Retrofitting Green Energy Solutions for Your Home

Are you living in a cold and draughty home that is expensive to heat? You’re not alone. Most Housing in the South Hams is EPC D or below, meaning it is poorly insulated and heated inefficiently.

To adapt to the climate crisis, it’s crucial that low EPC homes are ‘retrofitted’ to lower their carbon footprint, and stop relying on carbon-intensive fuels like gas or oil for heating.

Get Impartial Retrofit Advice from SDCE

Retrofitting a property can be a complex process, with an array of grants and funding options available.  You may have heard of schemes such as HUG2 or ECO4 but be unsure whether you qualify for funding.

Our qualified retrofit advisors can explain the various schemes and check if you are eligible. They can advise you on suitable heating and renewable energy systems for your property, and identify any home improvements (usually enhanced insulation) or repairs that may be required as part of the retrofit process.

If you don’t qualify for funding, we can help you to navigate the retrofit maze and may be able to offer a free retrofit advice home visit, with the option of a follow-up Whole House Plan (an energy improvement strategy for the entire house, based on best practise approaches and aiming for net zero energy demand).

The Retrofit Process

Retrofitting involves adapting and improving existing properties and usually involves 3 phases:

A qualified retrofit assessor will examine your property and establish what measures would be suitable, and have the biggest impact on reducing the Co2 output of your home (which by default will also lower your energy bills).

It’s essential that the first step in retrofit is to make the fabric of the building thoroughly insulated. Think of a thermos flask – and how long it keeps a hot drink warm for compared to a standard cup.

A well-insulated home will hold heat in (or keep heat out in the Summer) and cost significantly less to heat or cool as a result. It’s therefore standard practise in Retrofit to focus on insulation as a first step. This might include topping up loft insulation, installing or improving cavity wall insulation (CWI technology has improved greatly and many of the past problems with its use are no longer an issue), underfloor insulation, and in some cases external wall insulation.

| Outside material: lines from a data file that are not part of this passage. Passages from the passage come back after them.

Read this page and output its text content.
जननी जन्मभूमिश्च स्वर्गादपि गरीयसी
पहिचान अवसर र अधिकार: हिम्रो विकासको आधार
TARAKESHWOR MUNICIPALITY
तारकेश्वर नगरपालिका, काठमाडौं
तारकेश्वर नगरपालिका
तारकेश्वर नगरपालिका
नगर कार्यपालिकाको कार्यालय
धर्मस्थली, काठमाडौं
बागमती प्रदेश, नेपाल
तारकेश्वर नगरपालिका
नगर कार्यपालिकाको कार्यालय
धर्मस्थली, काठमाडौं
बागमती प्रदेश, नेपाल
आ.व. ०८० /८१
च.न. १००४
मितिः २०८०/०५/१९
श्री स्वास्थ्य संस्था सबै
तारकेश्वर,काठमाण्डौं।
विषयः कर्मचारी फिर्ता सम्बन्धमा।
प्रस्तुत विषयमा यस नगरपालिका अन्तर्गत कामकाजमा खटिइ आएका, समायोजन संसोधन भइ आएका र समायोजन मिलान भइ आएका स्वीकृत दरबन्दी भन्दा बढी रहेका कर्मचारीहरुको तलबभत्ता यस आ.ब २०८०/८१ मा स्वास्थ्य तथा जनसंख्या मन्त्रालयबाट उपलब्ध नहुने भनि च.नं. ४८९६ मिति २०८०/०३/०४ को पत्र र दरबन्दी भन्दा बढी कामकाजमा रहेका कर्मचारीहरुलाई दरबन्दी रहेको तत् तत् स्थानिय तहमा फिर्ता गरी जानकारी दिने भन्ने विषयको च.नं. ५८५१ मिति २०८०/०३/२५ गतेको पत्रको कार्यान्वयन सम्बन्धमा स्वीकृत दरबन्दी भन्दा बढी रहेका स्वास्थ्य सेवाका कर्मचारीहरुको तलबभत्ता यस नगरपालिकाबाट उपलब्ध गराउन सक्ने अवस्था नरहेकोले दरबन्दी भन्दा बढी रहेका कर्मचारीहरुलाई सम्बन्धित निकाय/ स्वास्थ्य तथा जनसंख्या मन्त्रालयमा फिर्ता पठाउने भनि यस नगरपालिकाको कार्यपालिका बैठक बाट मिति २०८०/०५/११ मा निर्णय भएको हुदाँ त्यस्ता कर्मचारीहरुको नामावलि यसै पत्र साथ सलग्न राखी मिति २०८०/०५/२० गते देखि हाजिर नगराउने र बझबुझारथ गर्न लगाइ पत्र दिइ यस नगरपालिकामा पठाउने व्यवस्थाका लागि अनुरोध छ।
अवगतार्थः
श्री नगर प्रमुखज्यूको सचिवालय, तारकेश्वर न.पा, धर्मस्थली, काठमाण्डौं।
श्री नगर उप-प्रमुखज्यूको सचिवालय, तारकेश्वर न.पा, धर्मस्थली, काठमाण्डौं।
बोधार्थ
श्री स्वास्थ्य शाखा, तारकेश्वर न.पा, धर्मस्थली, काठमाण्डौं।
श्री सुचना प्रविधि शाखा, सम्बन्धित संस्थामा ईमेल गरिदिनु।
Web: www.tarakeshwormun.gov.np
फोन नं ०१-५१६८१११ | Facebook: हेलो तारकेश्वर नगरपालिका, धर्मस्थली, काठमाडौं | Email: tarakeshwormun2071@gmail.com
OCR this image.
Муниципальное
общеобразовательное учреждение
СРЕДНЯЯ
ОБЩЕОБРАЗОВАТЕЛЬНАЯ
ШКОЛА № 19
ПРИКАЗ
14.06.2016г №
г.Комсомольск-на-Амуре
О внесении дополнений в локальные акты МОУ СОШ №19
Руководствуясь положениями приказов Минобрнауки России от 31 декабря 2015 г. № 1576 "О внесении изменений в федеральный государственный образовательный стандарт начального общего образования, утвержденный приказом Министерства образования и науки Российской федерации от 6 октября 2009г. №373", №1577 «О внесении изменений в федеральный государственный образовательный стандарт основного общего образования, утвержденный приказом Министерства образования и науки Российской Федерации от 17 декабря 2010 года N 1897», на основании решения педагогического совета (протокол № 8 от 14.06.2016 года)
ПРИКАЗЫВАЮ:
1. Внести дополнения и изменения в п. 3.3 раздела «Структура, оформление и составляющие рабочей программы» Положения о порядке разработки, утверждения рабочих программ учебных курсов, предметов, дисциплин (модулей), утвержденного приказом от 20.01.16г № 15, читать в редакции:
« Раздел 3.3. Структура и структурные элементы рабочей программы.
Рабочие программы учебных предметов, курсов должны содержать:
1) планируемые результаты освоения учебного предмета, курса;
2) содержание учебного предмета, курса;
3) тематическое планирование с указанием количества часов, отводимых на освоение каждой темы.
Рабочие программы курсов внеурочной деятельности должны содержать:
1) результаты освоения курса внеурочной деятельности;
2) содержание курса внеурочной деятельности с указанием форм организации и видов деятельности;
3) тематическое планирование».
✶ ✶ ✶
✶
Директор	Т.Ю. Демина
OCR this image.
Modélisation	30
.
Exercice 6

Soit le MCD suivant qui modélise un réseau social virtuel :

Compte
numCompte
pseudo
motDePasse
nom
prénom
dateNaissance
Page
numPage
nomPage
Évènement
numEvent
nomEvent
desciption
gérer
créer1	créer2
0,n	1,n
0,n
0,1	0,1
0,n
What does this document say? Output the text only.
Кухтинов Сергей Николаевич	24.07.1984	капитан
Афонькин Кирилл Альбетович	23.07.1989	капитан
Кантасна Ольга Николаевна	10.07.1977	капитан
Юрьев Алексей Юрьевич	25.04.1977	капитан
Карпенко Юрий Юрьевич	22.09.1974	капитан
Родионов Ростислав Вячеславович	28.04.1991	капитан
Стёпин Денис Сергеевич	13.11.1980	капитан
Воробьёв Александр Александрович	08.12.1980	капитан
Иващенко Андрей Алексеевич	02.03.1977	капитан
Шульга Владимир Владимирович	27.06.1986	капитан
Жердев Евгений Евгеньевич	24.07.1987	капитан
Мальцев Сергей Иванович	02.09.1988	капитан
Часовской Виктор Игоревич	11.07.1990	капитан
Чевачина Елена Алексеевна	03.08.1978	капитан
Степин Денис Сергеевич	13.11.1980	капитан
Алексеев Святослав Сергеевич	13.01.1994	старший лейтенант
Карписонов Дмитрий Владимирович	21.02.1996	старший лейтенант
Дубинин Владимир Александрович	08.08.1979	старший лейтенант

With increased insulation, comes the need for improved ventilation. Buildings function differently once they are thoroughly insulated, and it becomes essential to ventilate them adequately, to avoid problems with condensation, damp and mould. Your property may need another extractor fan, window trickle vents and other measures that improve airflow around the property.

Sooner or later, we all have to change the way we heat our homes.

All properties in the UK will eventually have to transition away from using Gas for heating, hot water and cooking and switch to using (hopefully renewably generated) electricity. There is no planned cut-off date at present, but the sale of new gas boilers will be restricted from 2035, and it will be illegal to install them in new-builds from this date. The price of gas is very likely to increase as supplies dwindle.

The best solution we have for electrically heating most properties is an Air Source Heat Pump. Some properties can also generate the bulk of their own electricity from solar panels, leading to further savings.